Tauranga iwi are very much part of the organisation behind the event, with Buddy Mikaere from Ngāi Tamarāwaho supporting the planning for the initiative. “It's a subject which the hapū believes makes best use of location, local hapū and iwi traditional knowledge and, of course, the expertise that the University brings. We look forward to the initiative becoming a pathway for our rangatahi to a greater participation in environmental science and biodiversity studies which is clearly an area of study for future expansion. It's especially important to Tauranga Moana because of our coastal location and the need to ensure that the continuing expansion of the city is not at the expense of our environment and of our traditional cultural values.”

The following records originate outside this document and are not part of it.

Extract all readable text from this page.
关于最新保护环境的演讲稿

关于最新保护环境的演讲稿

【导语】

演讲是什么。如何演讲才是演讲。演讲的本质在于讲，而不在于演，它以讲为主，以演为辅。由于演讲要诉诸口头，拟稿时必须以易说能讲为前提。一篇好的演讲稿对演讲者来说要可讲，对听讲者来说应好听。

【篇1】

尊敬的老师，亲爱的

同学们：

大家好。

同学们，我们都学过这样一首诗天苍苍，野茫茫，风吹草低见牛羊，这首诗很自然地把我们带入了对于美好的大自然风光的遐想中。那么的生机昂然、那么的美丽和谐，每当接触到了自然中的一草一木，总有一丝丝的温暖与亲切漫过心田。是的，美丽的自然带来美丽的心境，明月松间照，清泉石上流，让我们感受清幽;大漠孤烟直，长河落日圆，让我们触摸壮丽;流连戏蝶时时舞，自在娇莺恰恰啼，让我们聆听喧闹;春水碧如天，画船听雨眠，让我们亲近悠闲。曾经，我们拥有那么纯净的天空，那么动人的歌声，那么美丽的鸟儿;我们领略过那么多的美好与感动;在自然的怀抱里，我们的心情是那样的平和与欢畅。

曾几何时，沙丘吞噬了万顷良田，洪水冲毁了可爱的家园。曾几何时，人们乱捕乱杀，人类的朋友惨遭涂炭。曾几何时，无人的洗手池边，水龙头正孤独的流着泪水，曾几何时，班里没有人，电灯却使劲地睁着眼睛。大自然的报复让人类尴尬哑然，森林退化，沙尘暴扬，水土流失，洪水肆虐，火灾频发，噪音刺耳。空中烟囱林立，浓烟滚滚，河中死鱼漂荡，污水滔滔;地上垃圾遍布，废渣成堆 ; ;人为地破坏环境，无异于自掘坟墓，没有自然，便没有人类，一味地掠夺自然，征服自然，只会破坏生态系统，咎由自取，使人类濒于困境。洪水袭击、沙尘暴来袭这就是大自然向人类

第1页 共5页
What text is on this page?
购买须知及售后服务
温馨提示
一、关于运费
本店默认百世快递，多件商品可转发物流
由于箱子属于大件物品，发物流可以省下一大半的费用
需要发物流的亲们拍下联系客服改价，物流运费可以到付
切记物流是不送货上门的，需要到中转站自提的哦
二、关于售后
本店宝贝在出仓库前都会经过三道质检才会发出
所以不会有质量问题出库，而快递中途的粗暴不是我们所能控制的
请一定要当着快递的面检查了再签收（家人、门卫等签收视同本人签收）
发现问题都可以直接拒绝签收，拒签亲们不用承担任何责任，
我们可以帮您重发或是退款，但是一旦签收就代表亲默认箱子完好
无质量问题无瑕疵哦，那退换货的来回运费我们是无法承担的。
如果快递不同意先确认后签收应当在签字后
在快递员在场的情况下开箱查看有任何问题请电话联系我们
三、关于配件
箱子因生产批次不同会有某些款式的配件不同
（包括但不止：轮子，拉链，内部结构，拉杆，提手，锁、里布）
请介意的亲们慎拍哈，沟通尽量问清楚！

Ngāi Tamarāwaho’s views are upheld by members of the Ngāi Te Rangi iwi whose spokesperson Whaea Kiamaia Ellis emphasises the importance of reaching rangatahi at an early age. “We have seen first-hand through our taiao and mātauranga focussed rangatahi programme ‘Koi Ora’ that our kids are passionate and keen to learn more. There's certainly a lot of potential for rangatahi of Tauranga Moana to follow marine and environmental science careers. Creating the pathways in science is a key initiative that provides our rangatahi with high quality local options for tertiary study once they complete their college years."

For logistical reasons, The Science of M​ā​ui pilot programme has had to be limited to six schools, but the University and iwi are hopeful that the programme will expand and similar opportunities will be enjoyed by more Bay of Plenty rangatahi in the near future.